L’ÉLOQUENCE, UN ART ÉDUCATIF

Rencontres de l'éloquence le 7 juin dernier, à Suresnes. CD92/Julia Brechler

Dispositif proposé chaque année à l’ensemble des collèges des Hauts-de-Seine par le Département, les Rencontres de l’éloquence portent haut la voix des élèves. Un défi oratoire jubilatoire.

Olympe (de Gouges), Simone (de Beauvoir et Veil), Gisèle (Halimi), Angela (Davis) ! Que diriez-vous aujourd’hui si vous entendiez ça ? », s’exclament des collégiens sur la scène du théâtre Jean-Vilar à Suresnes, le 7 juin dernier. Et pêle-mêle d’évoquer le droit à l’avortement, les violences faites aux femmes en France ou l’inégalité salariale entre hommes et femmes. « Les femmes ont le droit de vote depuis 1945, elles exercent tous les métiers, les dernières lois de 2014 et 2021 consacrent l’égalité hommes/femmes, y compris dans l’entreprise », leur rétorque le groupe en face. Leurs voix portent, assurées et bien timbrées, jusqu’aux derniers rangs de cet amphithéâtre plein à craquer. Le public, seize classes de collégiens issues de tout le Département, les écoute en silence, puis applaudit à tout rompre. Pas de rires moqueurs, pas de sifflets, pas de brouhaha, le respect est total ainsi que la qualité d’écoute. Un défi pour des adolescents âgés de 11 à 15 ans…

Aboutissement d’une année scolaire de travail, les collégiens, ici au théâtre Jean-Vilar à Suresnes, le 7 juin dernier – montent sur scène pour se défier dans des joutes oratoires et mettre en pratique leurs nouvelles compétences orales.© CD92/Julia Brechler

Ce défi s’est joué le matin du 7 juin dernier avec la 2e édition des Rencontres de l’éloquence organisée conjointement par les services du Département et de la direction des services départementaux de l’Éducation nationale (DSDEN). Lors de l’année scolaire 2021-2022, seize étaient présents pour cette épreuve finale. Le thème choisi était l’égalité hommes/femmes et les élèves devaient préparer et débattre de deux questions par niveau : « Filles/garçons : tous égaux ? » et « Y a-t-il des jouets, des sports, des métiers réservés aux femmes et d’autres aux hommes ? » pour les classes de 6e-5e, et « La société est-elle sexiste ? » ou « Le féminisme est-il un mouvement nécessaire de nos jours ? », pour les classes de 4e-3e. Les sujets étaient tirés au sort et chaque groupe avait trois minutes pour développer les arguments du « oui » et trois minutes pour ceux du « non ».

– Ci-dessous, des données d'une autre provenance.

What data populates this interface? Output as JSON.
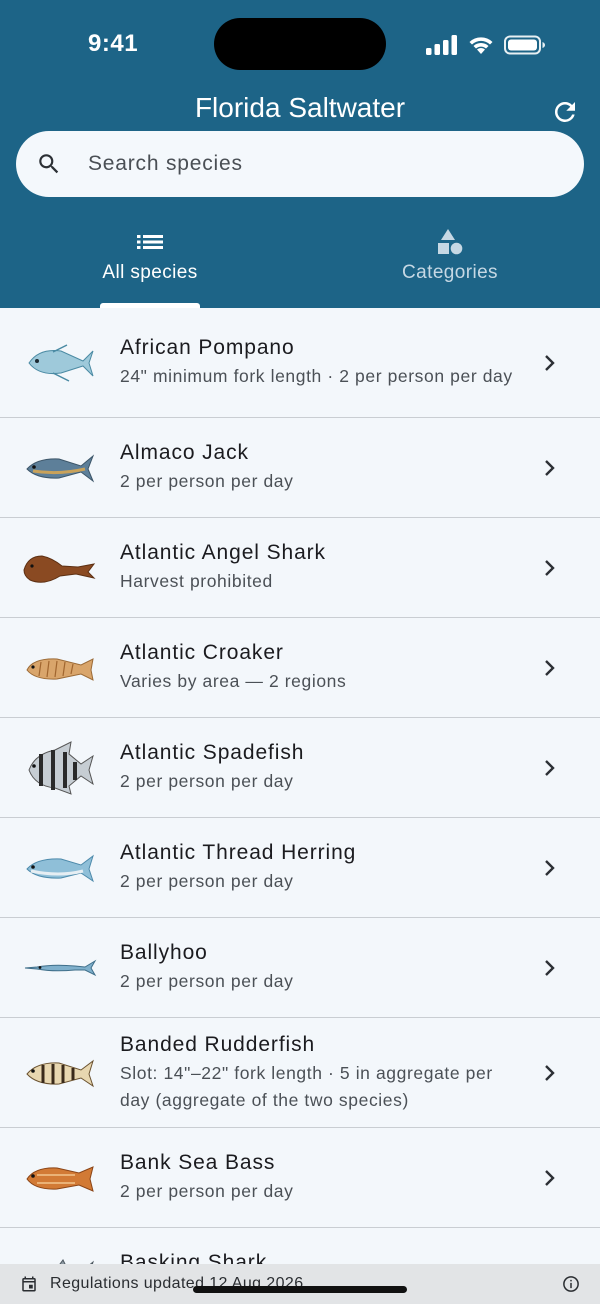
{
  "status_bar": {
    "time": "9:41"
  },
  "header": {
    "title": "Florida Saltwater",
    "search_placeholder": "Search species",
    "tabs": [
      {
        "label": "All species",
        "icon": "list-icon",
        "selected": true
      },
      {
        "label": "Categories",
        "icon": "shapes-icon",
        "selected": false
      }
    ]
  },
  "species": [
    {
      "name": "African Pompano",
      "regulation": "24\" minimum fork length · 2 per person per day",
      "icon": "fish-icon"
    },
    {
      "name": "Almaco Jack",
      "regulation": "2 per person per day",
      "icon": "fish-icon"
    },
    {
      "name": "Atlantic Angel Shark",
      "regulation": "Harvest prohibited",
      "icon": "shark-icon"
    },
    {
      "name": "Atlantic Croaker",
      "regulation": "Varies by area — 2 regions",
      "icon": "fish-icon"
    },
    {
      "name": "Atlantic Spadefish",
      "regulation": "2 per person per day",
      "icon": "fish-icon"
    },
    {
      "name": "Atlantic Thread Herring",
      "regulation": "2 per person per day",
      "icon": "fish-icon"
    },
    {
      "name": "Ballyhoo",
      "regulation": "2 per person per day",
      "icon": "fish-icon"
    },
    {
      "name": "Banded Rudderfish",
      "regulation": "Slot: 14\"–22\" fork length · 5 in aggregate per day (aggregate of the two species)",
      "icon": "fish-icon"
    },
    {
      "name": "Bank Sea Bass",
      "regulation": "2 per person per day",
      "icon": "fish-icon"
    },
    {
      "name": "Basking Shark",
      "regulation": "",
      "icon": "shark-icon"
    }
  ],
  "footer": {
    "text": "Regulations updated 12 Aug 2026"
  },
  "colors": {
    "header": "#1d6487",
    "background": "#f3f7fb",
    "footer": "#e2e4e6"
  }
}
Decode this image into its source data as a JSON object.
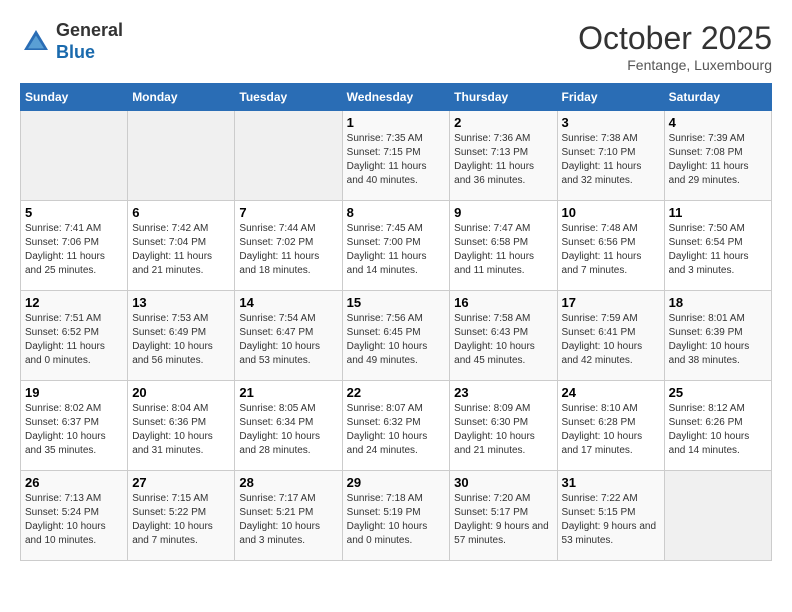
{
  "header": {
    "logo_line1": "General",
    "logo_line2": "Blue",
    "month": "October 2025",
    "location": "Fentange, Luxembourg"
  },
  "weekdays": [
    "Sunday",
    "Monday",
    "Tuesday",
    "Wednesday",
    "Thursday",
    "Friday",
    "Saturday"
  ],
  "weeks": [
    [
      {
        "day": "",
        "sunrise": "",
        "sunset": "",
        "daylight": ""
      },
      {
        "day": "",
        "sunrise": "",
        "sunset": "",
        "daylight": ""
      },
      {
        "day": "",
        "sunrise": "",
        "sunset": "",
        "daylight": ""
      },
      {
        "day": "1",
        "sunrise": "Sunrise: 7:35 AM",
        "sunset": "Sunset: 7:15 PM",
        "daylight": "Daylight: 11 hours and 40 minutes."
      },
      {
        "day": "2",
        "sunrise": "Sunrise: 7:36 AM",
        "sunset": "Sunset: 7:13 PM",
        "daylight": "Daylight: 11 hours and 36 minutes."
      },
      {
        "day": "3",
        "sunrise": "Sunrise: 7:38 AM",
        "sunset": "Sunset: 7:10 PM",
        "daylight": "Daylight: 11 hours and 32 minutes."
      },
      {
        "day": "4",
        "sunrise": "Sunrise: 7:39 AM",
        "sunset": "Sunset: 7:08 PM",
        "daylight": "Daylight: 11 hours and 29 minutes."
      }
    ],
    [
      {
        "day": "5",
        "sunrise": "Sunrise: 7:41 AM",
        "sunset": "Sunset: 7:06 PM",
        "daylight": "Daylight: 11 hours and 25 minutes."
      },
      {
        "day": "6",
        "sunrise": "Sunrise: 7:42 AM",
        "sunset": "Sunset: 7:04 PM",
        "daylight": "Daylight: 11 hours and 21 minutes."
      },
      {
        "day": "7",
        "sunrise": "Sunrise: 7:44 AM",
        "sunset": "Sunset: 7:02 PM",
        "daylight": "Daylight: 11 hours and 18 minutes."
      },
      {
        "day": "8",
        "sunrise": "Sunrise: 7:45 AM",
        "sunset": "Sunset: 7:00 PM",
        "daylight": "Daylight: 11 hours and 14 minutes."
      },
      {
        "day": "9",
        "sunrise": "Sunrise: 7:47 AM",
        "sunset": "Sunset: 6:58 PM",
        "daylight": "Daylight: 11 hours and 11 minutes."
      },
      {
        "day": "10",
        "sunrise": "Sunrise: 7:48 AM",
        "sunset": "Sunset: 6:56 PM",
        "daylight": "Daylight: 11 hours and 7 minutes."
      },
      {
        "day": "11",
        "sunrise": "Sunrise: 7:50 AM",
        "sunset": "Sunset: 6:54 PM",
        "daylight": "Daylight: 11 hours and 3 minutes."
      }
    ],
    [
      {
        "day": "12",
        "sunrise": "Sunrise: 7:51 AM",
        "sunset": "Sunset: 6:52 PM",
        "daylight": "Daylight: 11 hours and 0 minutes."
      },
      {
        "day": "13",
        "sunrise": "Sunrise: 7:53 AM",
        "sunset": "Sunset: 6:49 PM",
        "daylight": "Daylight: 10 hours and 56 minutes."
      },
      {
        "day": "14",
        "sunrise": "Sunrise: 7:54 AM",
        "sunset": "Sunset: 6:47 PM",
        "daylight": "Daylight: 10 hours and 53 minutes."
      },
      {
        "day": "15",
        "sunrise": "Sunrise: 7:56 AM",
        "sunset": "Sunset: 6:45 PM",
        "daylight": "Daylight: 10 hours and 49 minutes."
      },
      {
        "day": "16",
        "sunrise": "Sunrise: 7:58 AM",
        "sunset": "Sunset: 6:43 PM",
        "daylight": "Daylight: 10 hours and 45 minutes."
      },
      {
        "day": "17",
        "sunrise": "Sunrise: 7:59 AM",
        "sunset": "Sunset: 6:41 PM",
        "daylight": "Daylight: 10 hours and 42 minutes."
      },
      {
        "day": "18",
        "sunrise": "Sunrise: 8:01 AM",
        "sunset": "Sunset: 6:39 PM",
        "daylight": "Daylight: 10 hours and 38 minutes."
      }
    ],
    [
      {
        "day": "19",
        "sunrise": "Sunrise: 8:02 AM",
        "sunset": "Sunset: 6:37 PM",
        "daylight": "Daylight: 10 hours and 35 minutes."
      },
      {
        "day": "20",
        "sunrise": "Sunrise: 8:04 AM",
        "sunset": "Sunset: 6:36 PM",
        "daylight": "Daylight: 10 hours and 31 minutes."
      },
      {
        "day": "21",
        "sunrise": "Sunrise: 8:05 AM",
        "sunset": "Sunset: 6:34 PM",
        "daylight": "Daylight: 10 hours and 28 minutes."
      },
      {
        "day": "22",
        "sunrise": "Sunrise: 8:07 AM",
        "sunset": "Sunset: 6:32 PM",
        "daylight": "Daylight: 10 hours and 24 minutes."
      },
      {
        "day": "23",
        "sunrise": "Sunrise: 8:09 AM",
        "sunset": "Sunset: 6:30 PM",
        "daylight": "Daylight: 10 hours and 21 minutes."
      },
      {
        "day": "24",
        "sunrise": "Sunrise: 8:10 AM",
        "sunset": "Sunset: 6:28 PM",
        "daylight": "Daylight: 10 hours and 17 minutes."
      },
      {
        "day": "25",
        "sunrise": "Sunrise: 8:12 AM",
        "sunset": "Sunset: 6:26 PM",
        "daylight": "Daylight: 10 hours and 14 minutes."
      }
    ],
    [
      {
        "day": "26",
        "sunrise": "Sunrise: 7:13 AM",
        "sunset": "Sunset: 5:24 PM",
        "daylight": "Daylight: 10 hours and 10 minutes."
      },
      {
        "day": "27",
        "sunrise": "Sunrise: 7:15 AM",
        "sunset": "Sunset: 5:22 PM",
        "daylight": "Daylight: 10 hours and 7 minutes."
      },
      {
        "day": "28",
        "sunrise": "Sunrise: 7:17 AM",
        "sunset": "Sunset: 5:21 PM",
        "daylight": "Daylight: 10 hours and 3 minutes."
      },
      {
        "day": "29",
        "sunrise": "Sunrise: 7:18 AM",
        "sunset": "Sunset: 5:19 PM",
        "daylight": "Daylight: 10 hours and 0 minutes."
      },
      {
        "day": "30",
        "sunrise": "Sunrise: 7:20 AM",
        "sunset": "Sunset: 5:17 PM",
        "daylight": "Daylight: 9 hours and 57 minutes."
      },
      {
        "day": "31",
        "sunrise": "Sunrise: 7:22 AM",
        "sunset": "Sunset: 5:15 PM",
        "daylight": "Daylight: 9 hours and 53 minutes."
      },
      {
        "day": "",
        "sunrise": "",
        "sunset": "",
        "daylight": ""
      }
    ]
  ]
}
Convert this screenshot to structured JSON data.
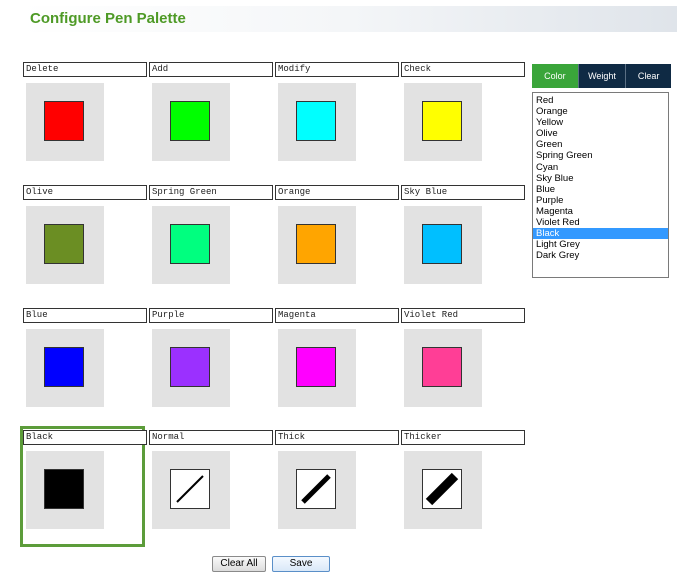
{
  "header": {
    "title": "Configure Pen Palette"
  },
  "grid": [
    [
      {
        "label": "Delete",
        "kind": "color",
        "color": "#ff0000"
      },
      {
        "label": "Add",
        "kind": "color",
        "color": "#00ff00"
      },
      {
        "label": "Modify",
        "kind": "color",
        "color": "#00ffff"
      },
      {
        "label": "Check",
        "kind": "color",
        "color": "#ffff00"
      }
    ],
    [
      {
        "label": "Olive",
        "kind": "color",
        "color": "#6b8e23"
      },
      {
        "label": "Spring Green",
        "kind": "color",
        "color": "#00ff7f"
      },
      {
        "label": "Orange",
        "kind": "color",
        "color": "#ffa500"
      },
      {
        "label": "Sky Blue",
        "kind": "color",
        "color": "#00bfff"
      }
    ],
    [
      {
        "label": "Blue",
        "kind": "color",
        "color": "#0000ff"
      },
      {
        "label": "Purple",
        "kind": "color",
        "color": "#9b30ff"
      },
      {
        "label": "Magenta",
        "kind": "color",
        "color": "#ff00ff"
      },
      {
        "label": "Violet Red",
        "kind": "color",
        "color": "#ff3e96"
      }
    ],
    [
      {
        "label": "Black",
        "kind": "color",
        "color": "#000000",
        "selected": true
      },
      {
        "label": "Normal",
        "kind": "weight",
        "weight": "normal"
      },
      {
        "label": "Thick",
        "kind": "weight",
        "weight": "thick"
      },
      {
        "label": "Thicker",
        "kind": "weight",
        "weight": "thicker"
      }
    ]
  ],
  "tabs": {
    "color": "Color",
    "weight": "Weight",
    "clear": "Clear"
  },
  "colors_list": [
    "Red",
    "Orange",
    "Yellow",
    "Olive",
    "Green",
    "Spring Green",
    "Cyan",
    "Sky Blue",
    "Blue",
    "Purple",
    "Magenta",
    "Violet Red",
    "Black",
    "Light Grey",
    "Dark Grey"
  ],
  "colors_list_selected": "Black",
  "buttons": {
    "clear_all": "Clear All",
    "save": "Save"
  },
  "accent": {
    "header_title": "#4e9a26",
    "selected_frame": "#5c9c3a",
    "tab_active": "#3aa53a",
    "tab_inactive": "#0f2a44",
    "list_highlight": "#3399ff"
  }
}
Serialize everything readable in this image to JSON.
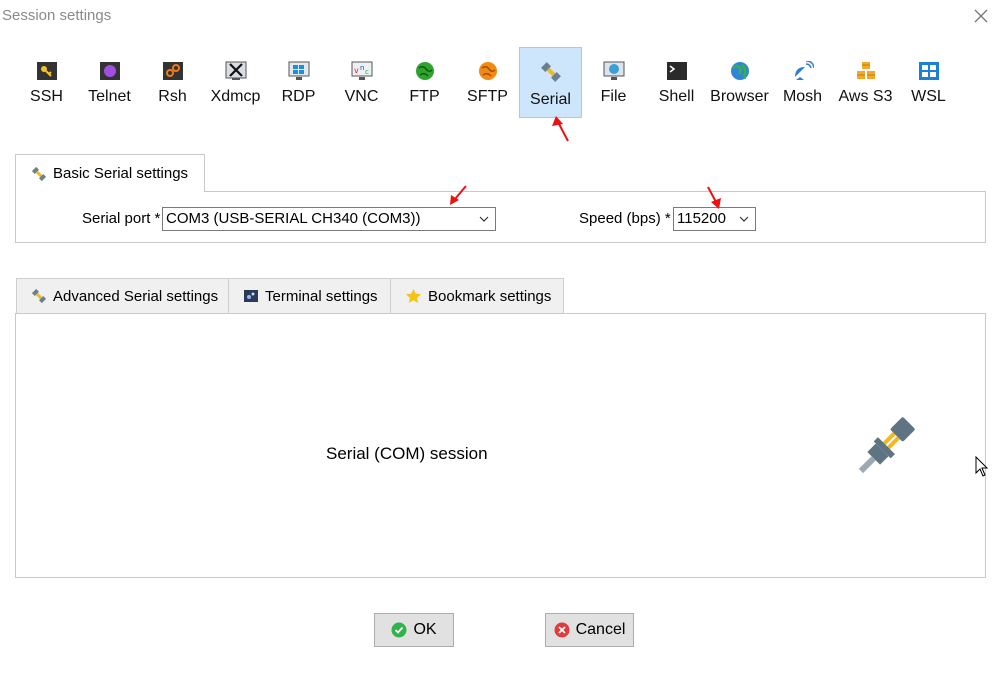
{
  "window": {
    "title": "Session settings"
  },
  "session_types": [
    {
      "label": "SSH",
      "icon": "key-icon"
    },
    {
      "label": "Telnet",
      "icon": "telnet-icon"
    },
    {
      "label": "Rsh",
      "icon": "rsh-icon"
    },
    {
      "label": "Xdmcp",
      "icon": "xdmcp-icon"
    },
    {
      "label": "RDP",
      "icon": "rdp-icon"
    },
    {
      "label": "VNC",
      "icon": "vnc-icon"
    },
    {
      "label": "FTP",
      "icon": "ftp-globe-icon"
    },
    {
      "label": "SFTP",
      "icon": "sftp-globe-icon"
    },
    {
      "label": "Serial",
      "icon": "plug-icon",
      "selected": true
    },
    {
      "label": "File",
      "icon": "file-monitor-icon"
    },
    {
      "label": "Shell",
      "icon": "terminal-icon"
    },
    {
      "label": "Browser",
      "icon": "globe-icon"
    },
    {
      "label": "Mosh",
      "icon": "satellite-icon"
    },
    {
      "label": "Aws S3",
      "icon": "aws-cubes-icon"
    },
    {
      "label": "WSL",
      "icon": "windows-icon"
    }
  ],
  "basic_tab": {
    "label": "Basic Serial settings"
  },
  "serial_port": {
    "label": "Serial port *",
    "value": "COM3  (USB-SERIAL CH340 (COM3))"
  },
  "speed": {
    "label": "Speed (bps) *",
    "value": "115200"
  },
  "lower_tabs": [
    {
      "label": "Advanced Serial settings"
    },
    {
      "label": "Terminal settings"
    },
    {
      "label": "Bookmark settings"
    }
  ],
  "panel": {
    "label": "Serial (COM) session"
  },
  "buttons": {
    "ok": "OK",
    "cancel": "Cancel"
  },
  "colors": {
    "selected_bg": "#cde6fb",
    "annotation_red": "#ee1111",
    "ok_green": "#2fb34a",
    "cancel_red": "#e23b3b"
  }
}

Épreuve difficile, la joute oratoire demande concentration, prestance physique et maîtrise de ses émotions. Il faut savoir respirer, marquer des temps, surprendre, jouer l’indignation ou l’ironie, dominer son trac. « Il faut croire en vous », leur a martelé la marraine de cette édition, Kristine Naltchadjian, directrice Éducation & Recherche chez Microsoft France, qui leur a raconté son parcours semé d’embûches. « Si vous croyez à votre projet, n’écoutez jamais ceux qui vous disent que ce n’est pas pour vous ! Apprenez les codes et foncez. ». Un avis partagé par Véronique Parouty, directrice adjointe de la DSDEN : « Le développement des qualités oratoires et des compétences transversales, l’oral, sont nécessaires aujourd’hui dans la préparation des examens. Je me réjouis que les codes soient enseignés ici de façon explicite. »

Écoute et respect

Quelques semaines plus tôt, au collège Jean-Jaurès à Levallois, des élèves de 4e, étaient réunis en demi-classes et prenaient la parole, à tour de rôle, devant les autres : dans un premier temps ils devaient juste exprimer leur état émotionnel. Lucia, l’animatrice d’Éloquentia, l’association partenaire qui forme à l’art oratoire différents publics dont les scolaires, leur a rappelé les règles pour être audibles : parler fort, lentement, articuler, se tenir droit, se mettre en mouvement pour capter l’attention. Et bien sûr, les « ingrédients de base » : l’écoute, la bienveillance, le respect. Les adolescents ont leur texte imprimé, celui du « pour » et celui du « contre » élaborés avec les enseignants qui se sont portés volontaires pour les accompagner, ici à Levallois Annaïg Léon, professeur de mathématiques, et Vincent Maisondieu, professeur d’éducation musicale.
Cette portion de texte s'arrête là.